Night Gallery, which ran on NBC from 1969-73 on NBC, was Sterling’s supernatural/horror follow-up to his sci-fi-themed anthology series The Twilight Zone. Serling was the host of Night Gallery, appearing in an art gallery setting to introduce each segment of an episode by unveiling a painting that illustrated the story (you can watch a promo below).

Serling, who also was one of the main writers on the series, is said to have handpicked then-21-year-old Steven Spielberg to direct a segment in the pilot episode, which he had written.
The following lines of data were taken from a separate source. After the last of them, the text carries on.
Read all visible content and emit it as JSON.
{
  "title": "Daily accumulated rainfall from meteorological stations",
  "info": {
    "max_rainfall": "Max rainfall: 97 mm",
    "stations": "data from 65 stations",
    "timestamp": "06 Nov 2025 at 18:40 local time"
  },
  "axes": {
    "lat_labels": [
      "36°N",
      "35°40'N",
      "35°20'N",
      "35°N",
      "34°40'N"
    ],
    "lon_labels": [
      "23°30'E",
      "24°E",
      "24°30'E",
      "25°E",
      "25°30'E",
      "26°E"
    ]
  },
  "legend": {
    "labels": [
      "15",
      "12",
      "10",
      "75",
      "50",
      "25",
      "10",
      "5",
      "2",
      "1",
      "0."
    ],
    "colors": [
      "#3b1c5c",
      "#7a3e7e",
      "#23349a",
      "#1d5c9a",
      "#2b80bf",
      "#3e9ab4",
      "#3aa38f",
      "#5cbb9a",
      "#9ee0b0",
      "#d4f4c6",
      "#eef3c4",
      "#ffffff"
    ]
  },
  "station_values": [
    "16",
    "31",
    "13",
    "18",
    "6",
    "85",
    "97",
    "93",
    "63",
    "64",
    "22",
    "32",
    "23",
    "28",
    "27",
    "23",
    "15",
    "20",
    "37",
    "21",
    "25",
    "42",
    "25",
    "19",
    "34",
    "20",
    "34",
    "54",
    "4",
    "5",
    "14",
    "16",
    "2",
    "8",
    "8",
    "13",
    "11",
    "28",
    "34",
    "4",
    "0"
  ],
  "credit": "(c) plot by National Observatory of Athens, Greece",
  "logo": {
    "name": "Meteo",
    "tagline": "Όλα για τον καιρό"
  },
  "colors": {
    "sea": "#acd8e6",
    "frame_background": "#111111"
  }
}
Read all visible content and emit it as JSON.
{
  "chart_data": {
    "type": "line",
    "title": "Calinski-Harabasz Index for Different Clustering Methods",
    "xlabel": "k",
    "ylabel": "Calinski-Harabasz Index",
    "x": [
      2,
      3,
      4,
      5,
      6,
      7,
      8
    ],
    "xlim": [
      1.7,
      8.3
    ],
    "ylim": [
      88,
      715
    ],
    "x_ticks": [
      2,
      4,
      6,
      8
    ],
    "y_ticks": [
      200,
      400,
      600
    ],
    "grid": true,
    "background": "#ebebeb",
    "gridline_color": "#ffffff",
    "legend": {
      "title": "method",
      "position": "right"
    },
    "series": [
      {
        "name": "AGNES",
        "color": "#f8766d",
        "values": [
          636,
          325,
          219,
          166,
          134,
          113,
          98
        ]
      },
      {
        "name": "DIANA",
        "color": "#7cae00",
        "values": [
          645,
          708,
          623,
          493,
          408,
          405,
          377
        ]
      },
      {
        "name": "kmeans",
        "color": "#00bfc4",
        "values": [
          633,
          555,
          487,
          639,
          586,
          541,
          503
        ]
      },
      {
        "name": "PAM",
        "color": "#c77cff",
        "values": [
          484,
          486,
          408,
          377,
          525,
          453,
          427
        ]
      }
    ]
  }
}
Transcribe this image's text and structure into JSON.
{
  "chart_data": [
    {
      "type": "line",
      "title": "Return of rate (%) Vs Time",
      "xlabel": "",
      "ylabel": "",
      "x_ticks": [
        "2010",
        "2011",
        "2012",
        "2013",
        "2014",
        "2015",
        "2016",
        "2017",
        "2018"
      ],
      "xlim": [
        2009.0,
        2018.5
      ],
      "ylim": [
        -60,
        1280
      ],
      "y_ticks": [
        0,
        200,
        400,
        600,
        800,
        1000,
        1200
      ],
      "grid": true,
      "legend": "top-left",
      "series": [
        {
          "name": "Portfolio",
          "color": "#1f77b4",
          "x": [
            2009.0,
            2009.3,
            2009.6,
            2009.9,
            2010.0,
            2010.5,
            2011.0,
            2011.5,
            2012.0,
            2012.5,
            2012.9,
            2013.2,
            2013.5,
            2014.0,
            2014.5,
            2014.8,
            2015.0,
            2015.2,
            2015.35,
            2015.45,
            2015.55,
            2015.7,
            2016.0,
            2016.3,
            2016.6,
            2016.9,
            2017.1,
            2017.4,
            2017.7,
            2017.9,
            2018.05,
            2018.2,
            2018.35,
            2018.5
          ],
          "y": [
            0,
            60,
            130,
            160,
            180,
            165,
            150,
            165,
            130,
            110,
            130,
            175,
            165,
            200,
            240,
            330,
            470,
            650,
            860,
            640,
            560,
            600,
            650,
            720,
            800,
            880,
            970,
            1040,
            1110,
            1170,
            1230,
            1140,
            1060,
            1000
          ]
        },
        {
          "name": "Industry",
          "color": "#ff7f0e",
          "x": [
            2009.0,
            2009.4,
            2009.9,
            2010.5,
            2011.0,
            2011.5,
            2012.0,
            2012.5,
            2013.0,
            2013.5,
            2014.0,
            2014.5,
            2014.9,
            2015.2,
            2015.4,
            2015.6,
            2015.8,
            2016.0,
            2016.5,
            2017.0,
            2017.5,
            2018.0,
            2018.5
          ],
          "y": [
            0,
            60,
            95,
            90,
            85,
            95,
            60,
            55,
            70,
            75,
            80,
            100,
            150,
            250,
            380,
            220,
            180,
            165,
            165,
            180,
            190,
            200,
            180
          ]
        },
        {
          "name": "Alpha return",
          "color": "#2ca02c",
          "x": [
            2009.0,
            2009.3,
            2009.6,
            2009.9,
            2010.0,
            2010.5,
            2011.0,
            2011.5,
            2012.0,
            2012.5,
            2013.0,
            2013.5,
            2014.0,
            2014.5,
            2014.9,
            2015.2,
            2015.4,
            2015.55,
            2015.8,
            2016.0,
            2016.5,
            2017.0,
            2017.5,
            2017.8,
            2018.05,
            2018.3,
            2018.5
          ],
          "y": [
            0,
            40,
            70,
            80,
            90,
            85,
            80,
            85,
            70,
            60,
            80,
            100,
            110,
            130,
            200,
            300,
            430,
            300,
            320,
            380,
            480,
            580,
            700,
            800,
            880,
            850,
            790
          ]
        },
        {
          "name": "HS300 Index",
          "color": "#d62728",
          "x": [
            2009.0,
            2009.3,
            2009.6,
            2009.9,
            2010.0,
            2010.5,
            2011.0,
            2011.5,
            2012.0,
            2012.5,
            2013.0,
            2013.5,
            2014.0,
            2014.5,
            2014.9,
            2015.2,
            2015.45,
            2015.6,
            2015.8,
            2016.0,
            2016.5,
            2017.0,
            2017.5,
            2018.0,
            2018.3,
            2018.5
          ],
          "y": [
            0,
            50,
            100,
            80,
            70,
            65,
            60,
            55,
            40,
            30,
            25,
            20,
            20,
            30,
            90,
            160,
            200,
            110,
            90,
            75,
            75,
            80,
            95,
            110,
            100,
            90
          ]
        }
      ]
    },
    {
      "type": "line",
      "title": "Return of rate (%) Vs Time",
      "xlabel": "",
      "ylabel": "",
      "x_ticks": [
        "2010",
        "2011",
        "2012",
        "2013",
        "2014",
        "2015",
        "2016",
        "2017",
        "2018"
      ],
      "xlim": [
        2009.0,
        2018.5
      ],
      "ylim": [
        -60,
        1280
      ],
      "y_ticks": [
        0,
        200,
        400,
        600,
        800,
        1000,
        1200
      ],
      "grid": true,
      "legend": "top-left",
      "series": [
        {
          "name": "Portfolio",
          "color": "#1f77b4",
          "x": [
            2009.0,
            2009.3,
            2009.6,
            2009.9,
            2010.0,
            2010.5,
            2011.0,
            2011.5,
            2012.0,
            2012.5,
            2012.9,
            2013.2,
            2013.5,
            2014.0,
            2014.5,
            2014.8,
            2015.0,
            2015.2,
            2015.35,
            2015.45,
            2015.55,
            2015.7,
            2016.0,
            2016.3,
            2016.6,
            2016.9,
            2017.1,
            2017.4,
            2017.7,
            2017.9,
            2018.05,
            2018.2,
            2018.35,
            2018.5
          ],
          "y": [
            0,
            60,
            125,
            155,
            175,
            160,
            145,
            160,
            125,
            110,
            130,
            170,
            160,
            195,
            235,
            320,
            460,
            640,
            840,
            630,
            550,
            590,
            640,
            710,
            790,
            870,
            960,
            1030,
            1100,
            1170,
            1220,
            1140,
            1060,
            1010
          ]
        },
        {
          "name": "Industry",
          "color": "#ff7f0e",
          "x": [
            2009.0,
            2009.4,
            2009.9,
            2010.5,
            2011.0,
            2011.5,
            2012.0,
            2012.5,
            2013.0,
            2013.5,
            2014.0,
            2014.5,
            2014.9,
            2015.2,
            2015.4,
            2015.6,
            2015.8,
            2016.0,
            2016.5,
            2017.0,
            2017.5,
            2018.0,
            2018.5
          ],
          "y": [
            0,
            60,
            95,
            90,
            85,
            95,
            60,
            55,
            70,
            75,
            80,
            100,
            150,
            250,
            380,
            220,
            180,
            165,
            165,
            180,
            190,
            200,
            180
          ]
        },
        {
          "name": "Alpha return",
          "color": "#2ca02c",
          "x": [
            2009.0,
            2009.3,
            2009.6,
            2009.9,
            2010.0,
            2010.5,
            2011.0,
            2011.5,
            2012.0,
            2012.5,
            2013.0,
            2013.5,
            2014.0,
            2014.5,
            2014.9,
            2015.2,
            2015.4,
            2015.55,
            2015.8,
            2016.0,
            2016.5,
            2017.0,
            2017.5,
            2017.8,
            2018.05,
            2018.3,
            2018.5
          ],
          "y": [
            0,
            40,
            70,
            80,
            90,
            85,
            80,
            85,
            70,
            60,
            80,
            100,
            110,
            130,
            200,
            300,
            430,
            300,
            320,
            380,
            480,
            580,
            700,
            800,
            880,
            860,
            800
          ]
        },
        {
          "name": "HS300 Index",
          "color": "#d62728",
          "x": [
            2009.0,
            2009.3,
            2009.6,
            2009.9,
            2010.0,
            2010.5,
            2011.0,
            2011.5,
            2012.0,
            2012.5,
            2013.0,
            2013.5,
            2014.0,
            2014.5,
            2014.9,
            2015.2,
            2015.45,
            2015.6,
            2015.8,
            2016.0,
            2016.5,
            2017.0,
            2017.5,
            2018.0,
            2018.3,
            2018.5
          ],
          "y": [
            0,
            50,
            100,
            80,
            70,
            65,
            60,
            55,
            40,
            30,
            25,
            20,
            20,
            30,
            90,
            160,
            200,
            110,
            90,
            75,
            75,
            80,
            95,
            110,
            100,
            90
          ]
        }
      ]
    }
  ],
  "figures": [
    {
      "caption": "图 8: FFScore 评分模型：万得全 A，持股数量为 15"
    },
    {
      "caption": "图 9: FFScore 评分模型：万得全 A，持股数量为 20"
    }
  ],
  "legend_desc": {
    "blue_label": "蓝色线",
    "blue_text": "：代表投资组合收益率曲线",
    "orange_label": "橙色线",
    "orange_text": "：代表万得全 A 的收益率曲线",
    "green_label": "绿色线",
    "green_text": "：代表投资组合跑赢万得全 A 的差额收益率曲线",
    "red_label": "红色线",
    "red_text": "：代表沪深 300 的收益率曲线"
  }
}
The segment, which starred Hollywood icon Joan Crawford, marked Spielberg’s first professional directing job.

Night Gallery has influenced top genre filmmakers including Oscar winner Guillermo del Toro, who called watching “The Doll“ episode of the anthology series he saw as a child the most scared he’s ever been.

Created by Davis, who reinvented Teen Wolf as a dark, supernatural genre series for the millennial generation, the Night Gallery reboot will update the series for the digital age. Featuring dark and twisted morality tales paired with Serling’s specific brand of irony, Night Gallery will explore and exploit every modern nightmare imaginable, mining our fears of the dangers of social media.

Davis will executive produce with Janollari via his David Janollari Entertainment. The project reunites the duo who launched together Davis’ Teen Wolf on MTV during Janollari’s tenure as the network’s head of programming. Universal TV, which has rights to Night Gallery, co-produces with corporate sibling UCP.

Davis also created CBS’ long-running crime drama Criminal Minds. Janollari executive produces NBC’s supernatural drama series Midnight, Texas, based on Charlaine Harris’ books, which is now airing its second season.

Serling’s The Twilight Zone is getting a reboot by CBS All Access with Joran Peele as host, narrator and executive producer.